Wednesday, October 31, 2012

It's Hell Not Having You Here



Happy Halloween.
I hate Halloween. I like scary movies and I like a little bit of fear every now and then, but not alone. Not alone. I miss you so much. They asked why I don't just make a move and I seriously couldn't even give an answer. I don't know why. I couldn't really say that I am afraid you don't like me, because I feel that you do. I can't say I'm afraid of rejection because I know you wouldn't. I have no idea of what I am afraid of. This holiday just reminds me that I have everything and nothing to be frightened of!

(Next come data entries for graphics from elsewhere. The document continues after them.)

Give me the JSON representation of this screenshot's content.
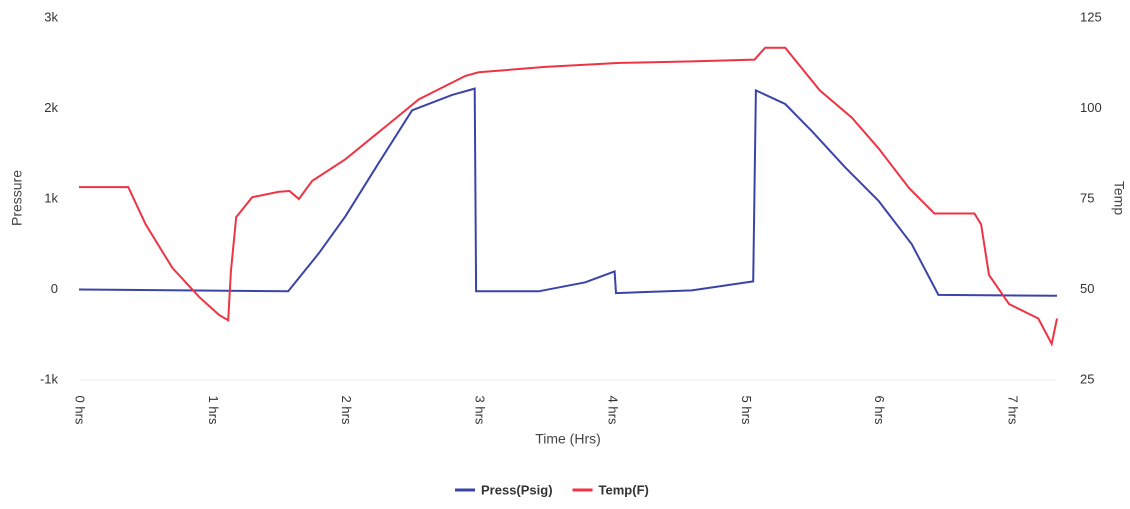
{
  "chart_data": {
    "type": "line",
    "xlabel": "Time (Hrs)",
    "ylabel": "Pressure",
    "y2label": "Temp",
    "xlim": [
      0,
      7.34
    ],
    "xticks": [
      {
        "value": 0,
        "label": "0 hrs"
      },
      {
        "value": 1,
        "label": "1 hrs"
      },
      {
        "value": 2,
        "label": "2 hrs"
      },
      {
        "value": 3,
        "label": "3 hrs"
      },
      {
        "value": 4,
        "label": "4 hrs"
      },
      {
        "value": 5,
        "label": "5 hrs"
      },
      {
        "value": 6,
        "label": "6 hrs"
      },
      {
        "value": 7,
        "label": "7 hrs"
      }
    ],
    "ylim": [
      -1000,
      3000
    ],
    "yticks": [
      {
        "value": -1000,
        "label": "-1k"
      },
      0,
      {
        "value": 1000,
        "label": "1k"
      },
      {
        "value": 2000,
        "label": "2k"
      },
      {
        "value": 3000,
        "label": "3k"
      }
    ],
    "y2lim": [
      25,
      125
    ],
    "y2ticks": [
      25,
      50,
      75,
      100,
      125
    ],
    "legend": "bottom",
    "series": [
      {
        "name": "Press(Psig)",
        "color": "#3a44a8",
        "x": [
          0,
          1.57,
          1.8,
          2.0,
          2.25,
          2.5,
          2.8,
          2.97,
          2.98,
          3.45,
          3.8,
          4.02,
          4.03,
          4.6,
          5.06,
          5.08,
          5.3,
          5.5,
          5.75,
          6.0,
          6.25,
          6.45,
          7.34
        ],
        "values": [
          0,
          -20,
          400,
          810,
          1400,
          1980,
          2150,
          2220,
          -20,
          -20,
          80,
          200,
          -40,
          -10,
          90,
          2200,
          2050,
          1750,
          1350,
          980,
          500,
          -60,
          -70
        ]
      },
      {
        "name": "Temp(F)",
        "color": "#ee3344",
        "axis": "y2",
        "x": [
          0,
          0.37,
          0.5,
          0.7,
          0.9,
          1.05,
          1.12,
          1.14,
          1.18,
          1.3,
          1.5,
          1.58,
          1.65,
          1.75,
          2.0,
          2.3,
          2.55,
          2.9,
          3.0,
          3.5,
          4.06,
          4.6,
          5.07,
          5.15,
          5.3,
          5.56,
          5.8,
          6.0,
          6.23,
          6.42,
          6.72,
          6.77,
          6.83,
          6.98,
          7.2,
          7.3,
          7.34
        ],
        "values": [
          78.3,
          78.3,
          68,
          56,
          48,
          43,
          41.5,
          55,
          70,
          75.5,
          77,
          77.2,
          75,
          80,
          86,
          95,
          102.5,
          109,
          110,
          111.5,
          112.6,
          113,
          113.5,
          116.8,
          116.8,
          105,
          97.5,
          89,
          78,
          71,
          71,
          68,
          54,
          46,
          42,
          35,
          42
        ]
      }
    ]
  }
}
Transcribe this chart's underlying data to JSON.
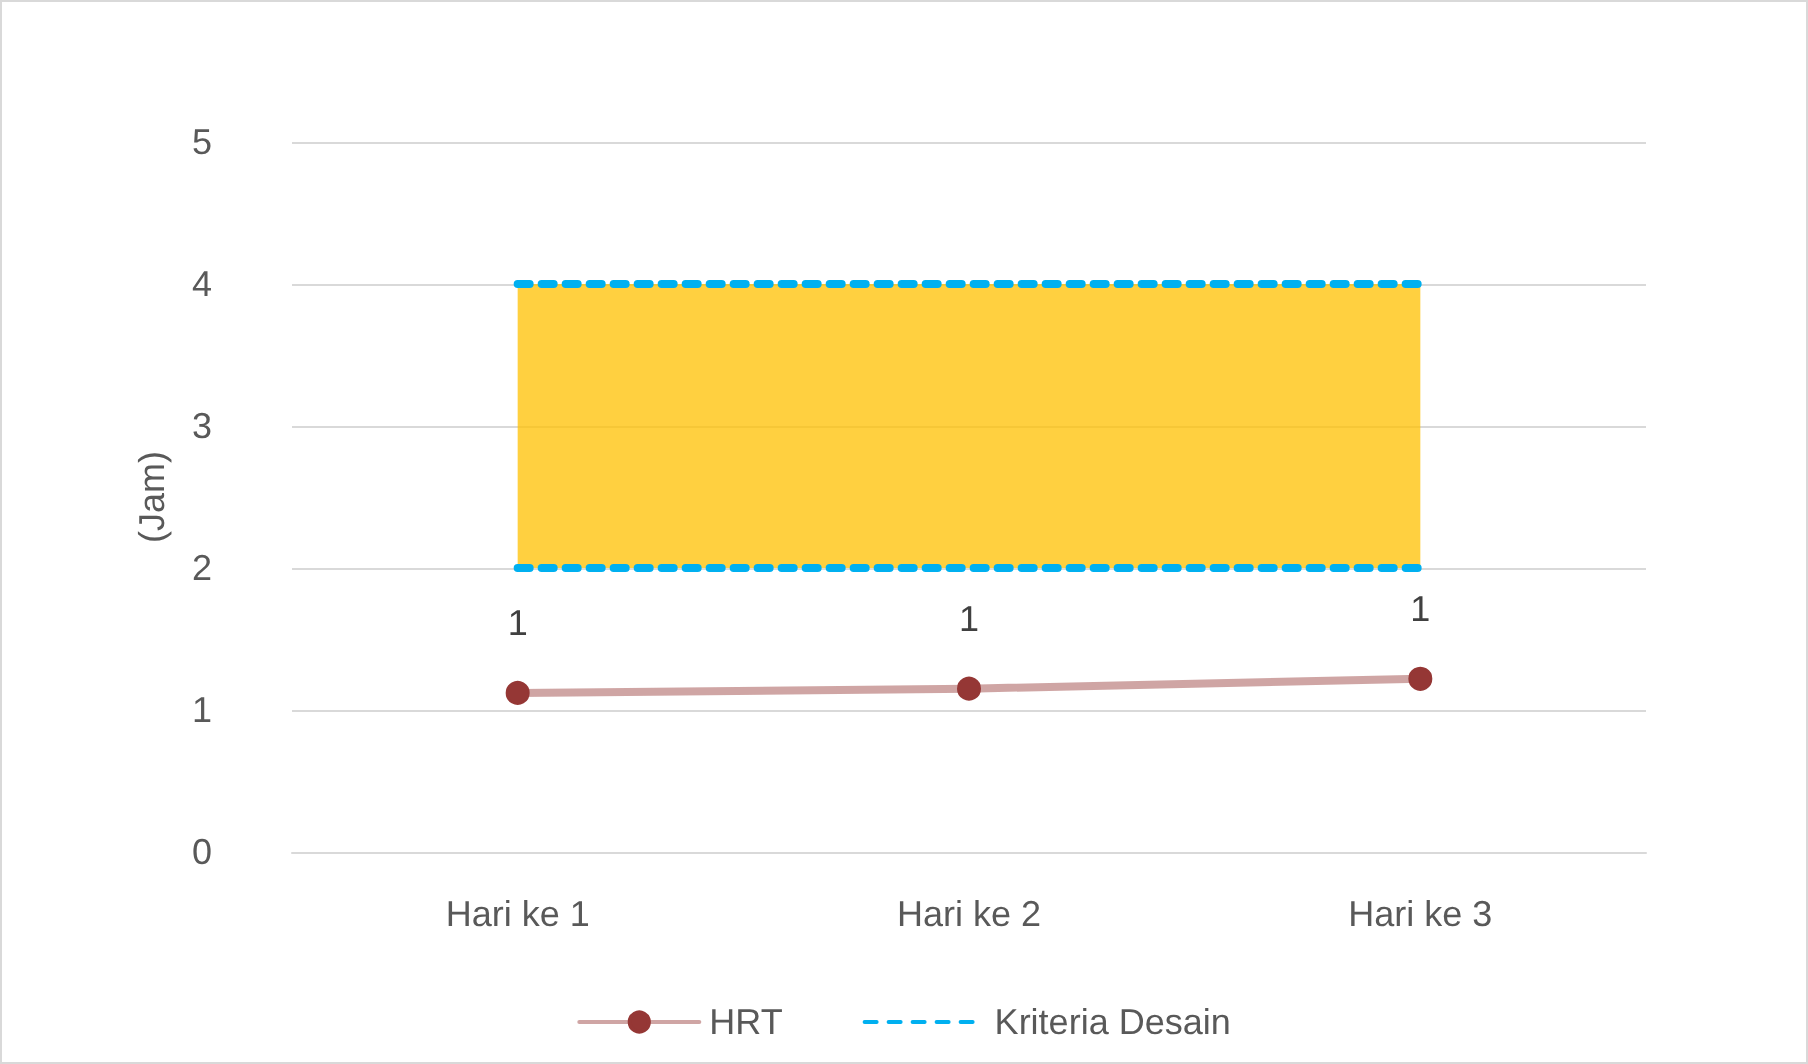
{
  "chart_data": {
    "type": "line",
    "ylabel": "(Jam)",
    "categories": [
      "Hari ke 1",
      "Hari ke 2",
      "Hari ke 3"
    ],
    "series": [
      {
        "name": "HRT",
        "color": "#953735",
        "marker": "circle",
        "line_style": "solid",
        "values": [
          1.12,
          1.15,
          1.22
        ],
        "value_labels": [
          "1",
          "1",
          "1"
        ]
      },
      {
        "name": "Kriteria Desain",
        "color": "#00b0f0",
        "marker": "none",
        "line_style": "dashed",
        "values": [
          4,
          4,
          4
        ]
      },
      {
        "color": "#00b0f0",
        "marker": "none",
        "line_style": "dashed",
        "values": [
          2,
          2,
          2
        ]
      }
    ],
    "bands": [
      {
        "axis": "y",
        "from": 2,
        "to": 4,
        "color": "#ffc000"
      }
    ],
    "ylim": [
      0,
      5
    ],
    "yticks": [
      0,
      1,
      2,
      3,
      4,
      5
    ],
    "grid": "y",
    "legend": "bottom"
  }
}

I know for a fact that I love you more than a human can bear. I can't even explain to you how painful it would be to see you with someone else. Or to catch up with you in 10 years and find you happily married. How selfish of me. But it would absolutely shatter me, even if I have someone of my own. It's not a cute little lovey dovey feeling, it is a constant and ever-present love, a desire that dwells from my toes up to my eyes to be with you. It is an enduring heartache and stomachache whenever I fear the worst. If my love for you had to be heard, it would be a wail, an agonizing cry, a giggle, the happiest laugh. If it had to be seen, it would be a grin, a river of tears, and a grimace. If it had to be felt, it would be a burn by a flame constantly pressed against your chest, a knife blade repeatedly thrust at your wrist, and a warm, gentle caress from the most beautiful of arms.
It's hell not having you here, but I won't bring you down with me.